VISITE DE MUSEES & SALONS
La “Pierre du Ciel” à Koldinghus, Danemark – 2/2

La “Pierre du Ciel” à Koldinghus, Danemark – 2/2

22 janvier 2017 – 27 août 2017

Intrigués par l’exposition des jades du Prince Henri de Danemark, nous avons décidé de faire spécialement le trajet jusqu’au Danemark pour la découvrir. Le château de Kolding (Koldinghus) prit feu en 1808. En 1890, des citoyens locaux prisent l’initiative de reconstruire le château pour en faire un musée. C’est en 1989, après une restauration exceptionnelle pratiquée par les architectes Inger et Johannes Exner, que la reine Margrethe II de Danemark en fit l’inauguration.

Or, nous ne sommes jamais sortis aussi perplexes d’une exposition.

Nous savions que le Prince Henri de Danemark, né à Talence en France, avait passé les toutes premières années de sa vie en Indochine et qu’il était amateur de jade. Nous savions également que sa collection de jade était présentée dans trois endroits différents : le Palais de Fredensborg (Danemark), le Palais d’Amalienborg (Danemark) et le Château de Cayx (France), et qu’à l’occasion de cette exposition une partie des pièces avait été rassemblée au château de Kolding (Danemark).

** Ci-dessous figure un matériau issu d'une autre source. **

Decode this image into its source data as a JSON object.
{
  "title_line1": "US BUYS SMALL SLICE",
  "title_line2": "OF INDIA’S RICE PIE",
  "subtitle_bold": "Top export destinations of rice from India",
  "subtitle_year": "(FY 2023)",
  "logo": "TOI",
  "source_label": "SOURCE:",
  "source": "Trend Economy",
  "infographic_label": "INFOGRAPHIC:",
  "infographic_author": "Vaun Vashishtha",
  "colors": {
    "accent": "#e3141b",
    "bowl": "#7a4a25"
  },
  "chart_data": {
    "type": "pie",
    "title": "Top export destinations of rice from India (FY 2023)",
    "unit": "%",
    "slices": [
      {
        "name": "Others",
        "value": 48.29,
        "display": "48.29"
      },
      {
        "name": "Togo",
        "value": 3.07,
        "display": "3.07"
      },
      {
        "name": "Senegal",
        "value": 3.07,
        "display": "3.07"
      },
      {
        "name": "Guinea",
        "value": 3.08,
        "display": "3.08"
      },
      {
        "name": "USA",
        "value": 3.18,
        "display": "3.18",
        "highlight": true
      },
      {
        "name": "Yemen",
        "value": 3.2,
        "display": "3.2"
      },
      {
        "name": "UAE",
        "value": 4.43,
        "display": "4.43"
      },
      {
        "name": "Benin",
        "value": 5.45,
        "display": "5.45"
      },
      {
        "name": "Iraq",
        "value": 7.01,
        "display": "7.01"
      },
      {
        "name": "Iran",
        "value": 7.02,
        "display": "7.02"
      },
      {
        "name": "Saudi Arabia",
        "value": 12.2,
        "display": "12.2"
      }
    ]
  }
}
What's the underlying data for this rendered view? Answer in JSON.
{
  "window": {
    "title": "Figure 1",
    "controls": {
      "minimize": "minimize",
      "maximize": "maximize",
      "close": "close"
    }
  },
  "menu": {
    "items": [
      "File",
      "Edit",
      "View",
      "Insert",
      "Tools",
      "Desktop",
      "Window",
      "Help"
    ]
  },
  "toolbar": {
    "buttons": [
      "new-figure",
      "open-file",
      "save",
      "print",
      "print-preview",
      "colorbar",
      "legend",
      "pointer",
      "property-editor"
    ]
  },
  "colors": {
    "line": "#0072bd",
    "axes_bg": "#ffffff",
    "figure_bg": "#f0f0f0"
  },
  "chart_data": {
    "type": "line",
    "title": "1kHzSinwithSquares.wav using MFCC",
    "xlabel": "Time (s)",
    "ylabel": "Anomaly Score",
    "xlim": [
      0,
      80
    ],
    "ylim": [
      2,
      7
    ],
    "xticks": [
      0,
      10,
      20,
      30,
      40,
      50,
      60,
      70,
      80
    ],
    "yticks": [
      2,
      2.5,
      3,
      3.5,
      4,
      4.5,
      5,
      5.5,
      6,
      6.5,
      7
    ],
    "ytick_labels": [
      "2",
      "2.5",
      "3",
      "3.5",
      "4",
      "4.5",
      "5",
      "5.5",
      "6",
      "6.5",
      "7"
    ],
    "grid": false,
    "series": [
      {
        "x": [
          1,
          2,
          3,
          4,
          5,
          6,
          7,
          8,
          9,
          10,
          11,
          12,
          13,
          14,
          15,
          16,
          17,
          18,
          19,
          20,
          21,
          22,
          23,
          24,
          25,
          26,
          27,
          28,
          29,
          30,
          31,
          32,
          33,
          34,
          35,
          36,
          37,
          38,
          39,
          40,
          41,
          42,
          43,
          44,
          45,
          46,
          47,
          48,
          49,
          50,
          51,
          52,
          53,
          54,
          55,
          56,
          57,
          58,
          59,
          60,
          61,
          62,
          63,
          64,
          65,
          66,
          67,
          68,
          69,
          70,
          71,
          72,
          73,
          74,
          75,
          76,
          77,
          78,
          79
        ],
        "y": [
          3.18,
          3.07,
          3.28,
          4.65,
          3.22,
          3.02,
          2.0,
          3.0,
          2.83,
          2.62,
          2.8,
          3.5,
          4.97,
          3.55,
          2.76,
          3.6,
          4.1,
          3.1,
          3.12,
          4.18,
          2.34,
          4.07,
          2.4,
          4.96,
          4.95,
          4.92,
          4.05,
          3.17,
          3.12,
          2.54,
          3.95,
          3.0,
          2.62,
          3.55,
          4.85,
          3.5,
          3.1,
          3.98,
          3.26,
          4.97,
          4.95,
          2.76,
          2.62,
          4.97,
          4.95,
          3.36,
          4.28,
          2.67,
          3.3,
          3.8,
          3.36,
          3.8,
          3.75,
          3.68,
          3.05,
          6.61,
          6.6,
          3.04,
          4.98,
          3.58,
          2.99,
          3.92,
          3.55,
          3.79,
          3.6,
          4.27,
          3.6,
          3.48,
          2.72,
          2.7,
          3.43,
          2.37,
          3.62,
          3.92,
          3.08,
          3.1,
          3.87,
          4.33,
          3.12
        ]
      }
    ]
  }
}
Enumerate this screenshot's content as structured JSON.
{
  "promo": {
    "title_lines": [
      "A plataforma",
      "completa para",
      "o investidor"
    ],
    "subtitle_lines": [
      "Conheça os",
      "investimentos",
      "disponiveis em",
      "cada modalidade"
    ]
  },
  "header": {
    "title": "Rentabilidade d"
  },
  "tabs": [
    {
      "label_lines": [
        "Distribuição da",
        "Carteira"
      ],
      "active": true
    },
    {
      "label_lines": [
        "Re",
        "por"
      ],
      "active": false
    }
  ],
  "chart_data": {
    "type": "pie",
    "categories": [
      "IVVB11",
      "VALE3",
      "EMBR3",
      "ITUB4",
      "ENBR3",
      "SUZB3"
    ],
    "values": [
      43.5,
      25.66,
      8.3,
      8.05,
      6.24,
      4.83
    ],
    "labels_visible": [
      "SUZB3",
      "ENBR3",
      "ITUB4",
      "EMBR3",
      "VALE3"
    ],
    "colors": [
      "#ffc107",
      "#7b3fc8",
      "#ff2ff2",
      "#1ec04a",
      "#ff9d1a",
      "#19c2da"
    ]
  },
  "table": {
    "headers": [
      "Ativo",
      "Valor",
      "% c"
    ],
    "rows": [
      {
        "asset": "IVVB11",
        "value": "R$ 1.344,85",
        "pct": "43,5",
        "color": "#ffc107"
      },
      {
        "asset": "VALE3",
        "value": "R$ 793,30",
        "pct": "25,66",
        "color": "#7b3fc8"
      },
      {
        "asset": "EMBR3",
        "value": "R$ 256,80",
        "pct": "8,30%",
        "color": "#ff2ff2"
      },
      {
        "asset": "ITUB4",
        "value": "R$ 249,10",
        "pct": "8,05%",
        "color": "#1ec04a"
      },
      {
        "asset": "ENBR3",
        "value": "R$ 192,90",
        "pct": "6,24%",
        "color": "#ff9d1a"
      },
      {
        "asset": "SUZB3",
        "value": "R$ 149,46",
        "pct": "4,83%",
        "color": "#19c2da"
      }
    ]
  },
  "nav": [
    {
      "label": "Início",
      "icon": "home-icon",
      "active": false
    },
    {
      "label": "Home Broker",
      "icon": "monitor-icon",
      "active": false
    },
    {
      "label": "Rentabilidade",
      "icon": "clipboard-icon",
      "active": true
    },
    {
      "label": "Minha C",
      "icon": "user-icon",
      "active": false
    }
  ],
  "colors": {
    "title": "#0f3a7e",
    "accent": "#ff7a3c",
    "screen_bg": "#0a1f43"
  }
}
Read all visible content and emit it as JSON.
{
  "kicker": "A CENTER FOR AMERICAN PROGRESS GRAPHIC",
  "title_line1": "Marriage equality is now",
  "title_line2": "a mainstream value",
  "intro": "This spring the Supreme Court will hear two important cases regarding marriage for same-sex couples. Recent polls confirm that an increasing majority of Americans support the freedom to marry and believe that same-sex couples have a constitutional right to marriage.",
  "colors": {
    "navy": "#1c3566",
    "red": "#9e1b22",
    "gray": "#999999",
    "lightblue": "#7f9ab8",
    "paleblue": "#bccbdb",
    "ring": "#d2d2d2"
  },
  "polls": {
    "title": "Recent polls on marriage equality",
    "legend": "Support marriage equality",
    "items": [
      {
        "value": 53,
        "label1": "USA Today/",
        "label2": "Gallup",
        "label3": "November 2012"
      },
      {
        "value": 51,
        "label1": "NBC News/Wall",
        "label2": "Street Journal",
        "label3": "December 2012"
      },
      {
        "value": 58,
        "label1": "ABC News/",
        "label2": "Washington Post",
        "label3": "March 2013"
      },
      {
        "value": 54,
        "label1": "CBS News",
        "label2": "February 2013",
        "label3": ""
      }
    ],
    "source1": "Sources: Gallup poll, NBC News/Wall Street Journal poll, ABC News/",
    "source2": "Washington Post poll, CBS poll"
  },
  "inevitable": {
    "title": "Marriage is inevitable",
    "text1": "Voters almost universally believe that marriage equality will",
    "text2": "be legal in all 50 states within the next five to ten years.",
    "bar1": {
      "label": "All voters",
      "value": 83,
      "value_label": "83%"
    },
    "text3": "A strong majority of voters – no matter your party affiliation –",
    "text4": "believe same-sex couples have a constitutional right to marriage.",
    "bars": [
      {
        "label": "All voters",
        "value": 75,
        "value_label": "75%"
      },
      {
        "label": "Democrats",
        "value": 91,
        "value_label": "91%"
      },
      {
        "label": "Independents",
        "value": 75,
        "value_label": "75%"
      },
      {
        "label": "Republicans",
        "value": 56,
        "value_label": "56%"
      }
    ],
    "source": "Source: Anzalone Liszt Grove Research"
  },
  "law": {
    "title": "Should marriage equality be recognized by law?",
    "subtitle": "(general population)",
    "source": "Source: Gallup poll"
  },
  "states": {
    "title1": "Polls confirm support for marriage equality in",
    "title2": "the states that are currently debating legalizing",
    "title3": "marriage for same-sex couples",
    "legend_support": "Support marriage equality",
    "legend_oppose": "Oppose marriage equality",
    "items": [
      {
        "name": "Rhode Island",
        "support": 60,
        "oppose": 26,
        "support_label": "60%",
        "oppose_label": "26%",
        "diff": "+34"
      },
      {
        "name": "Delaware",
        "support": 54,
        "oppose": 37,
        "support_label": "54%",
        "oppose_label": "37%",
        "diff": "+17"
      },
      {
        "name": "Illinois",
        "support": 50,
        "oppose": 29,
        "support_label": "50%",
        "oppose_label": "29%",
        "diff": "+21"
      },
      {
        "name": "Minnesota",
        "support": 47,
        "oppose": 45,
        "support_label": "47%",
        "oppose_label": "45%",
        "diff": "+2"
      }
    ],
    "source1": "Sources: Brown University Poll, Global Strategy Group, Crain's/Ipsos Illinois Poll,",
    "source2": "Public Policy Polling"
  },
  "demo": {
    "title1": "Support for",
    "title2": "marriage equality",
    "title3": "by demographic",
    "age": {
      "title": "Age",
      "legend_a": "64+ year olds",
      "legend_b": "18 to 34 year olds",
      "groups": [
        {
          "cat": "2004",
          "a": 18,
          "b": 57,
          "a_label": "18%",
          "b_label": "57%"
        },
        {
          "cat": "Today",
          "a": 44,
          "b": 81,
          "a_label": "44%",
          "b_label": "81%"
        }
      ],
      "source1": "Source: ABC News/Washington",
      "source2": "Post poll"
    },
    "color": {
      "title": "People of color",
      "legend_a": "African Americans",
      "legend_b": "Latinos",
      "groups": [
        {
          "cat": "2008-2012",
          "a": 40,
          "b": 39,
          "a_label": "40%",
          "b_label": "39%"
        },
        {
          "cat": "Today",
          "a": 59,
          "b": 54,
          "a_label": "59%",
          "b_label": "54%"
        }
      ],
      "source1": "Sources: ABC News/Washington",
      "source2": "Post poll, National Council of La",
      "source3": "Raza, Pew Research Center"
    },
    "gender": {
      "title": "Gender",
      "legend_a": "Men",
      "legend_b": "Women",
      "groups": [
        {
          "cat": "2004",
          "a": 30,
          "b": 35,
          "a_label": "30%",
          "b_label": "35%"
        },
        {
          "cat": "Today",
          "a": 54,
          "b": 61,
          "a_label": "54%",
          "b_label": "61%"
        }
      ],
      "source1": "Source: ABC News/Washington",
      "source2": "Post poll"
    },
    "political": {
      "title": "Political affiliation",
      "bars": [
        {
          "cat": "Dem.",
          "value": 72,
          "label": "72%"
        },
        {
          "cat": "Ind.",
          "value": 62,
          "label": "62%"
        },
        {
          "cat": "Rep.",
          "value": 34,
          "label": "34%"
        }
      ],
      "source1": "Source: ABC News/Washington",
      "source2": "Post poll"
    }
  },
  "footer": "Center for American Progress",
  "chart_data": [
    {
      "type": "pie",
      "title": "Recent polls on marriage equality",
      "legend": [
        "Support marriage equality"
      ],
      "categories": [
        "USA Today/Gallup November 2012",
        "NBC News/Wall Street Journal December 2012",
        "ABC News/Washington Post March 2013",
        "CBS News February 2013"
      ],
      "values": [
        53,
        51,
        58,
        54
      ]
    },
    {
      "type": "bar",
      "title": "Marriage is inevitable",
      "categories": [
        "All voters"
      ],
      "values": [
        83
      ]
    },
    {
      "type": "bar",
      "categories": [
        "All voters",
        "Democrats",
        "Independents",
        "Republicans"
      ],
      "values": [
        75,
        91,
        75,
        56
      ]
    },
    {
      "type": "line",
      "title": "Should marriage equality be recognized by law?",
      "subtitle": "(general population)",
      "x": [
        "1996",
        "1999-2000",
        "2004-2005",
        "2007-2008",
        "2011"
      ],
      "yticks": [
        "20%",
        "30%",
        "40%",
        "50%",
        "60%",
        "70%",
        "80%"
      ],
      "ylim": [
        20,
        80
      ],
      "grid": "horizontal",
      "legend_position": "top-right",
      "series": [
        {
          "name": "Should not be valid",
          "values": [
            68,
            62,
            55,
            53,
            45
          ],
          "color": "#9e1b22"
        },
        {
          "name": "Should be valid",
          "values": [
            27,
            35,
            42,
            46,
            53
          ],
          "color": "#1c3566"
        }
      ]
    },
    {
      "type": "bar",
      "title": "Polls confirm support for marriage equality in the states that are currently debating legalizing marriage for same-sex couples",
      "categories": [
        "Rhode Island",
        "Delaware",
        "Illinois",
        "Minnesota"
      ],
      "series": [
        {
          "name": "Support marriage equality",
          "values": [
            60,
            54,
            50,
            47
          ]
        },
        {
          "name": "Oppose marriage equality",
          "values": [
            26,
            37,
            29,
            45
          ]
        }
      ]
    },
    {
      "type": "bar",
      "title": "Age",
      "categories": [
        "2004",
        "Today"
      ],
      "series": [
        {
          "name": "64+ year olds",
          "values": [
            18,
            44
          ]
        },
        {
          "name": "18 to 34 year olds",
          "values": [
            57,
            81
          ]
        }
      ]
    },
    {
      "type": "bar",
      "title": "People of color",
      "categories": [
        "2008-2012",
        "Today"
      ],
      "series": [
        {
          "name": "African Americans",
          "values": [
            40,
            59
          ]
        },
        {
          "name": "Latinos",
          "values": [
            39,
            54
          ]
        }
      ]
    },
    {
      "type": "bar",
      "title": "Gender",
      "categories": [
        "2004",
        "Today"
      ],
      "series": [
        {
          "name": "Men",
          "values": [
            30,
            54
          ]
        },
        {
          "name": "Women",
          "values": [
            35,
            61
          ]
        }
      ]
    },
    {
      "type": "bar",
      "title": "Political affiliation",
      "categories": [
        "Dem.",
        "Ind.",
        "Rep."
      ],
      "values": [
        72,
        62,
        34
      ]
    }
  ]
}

Pourquoi sommes-nous perplexes ? Parce que nous pensions que l’exposition des pièces du Prince Henri de Danemark permettrait de donner une présentation claire du jade au public, en lui expliquant notamment ce que le terme recouvrait, que ce soit son sens historique comme gemmologique.

L’exposition est plaisante, certes, d’autant que le château de Kolding (Koldinghus) est un endroit admirablement restauré qui permet une déambulation agréable.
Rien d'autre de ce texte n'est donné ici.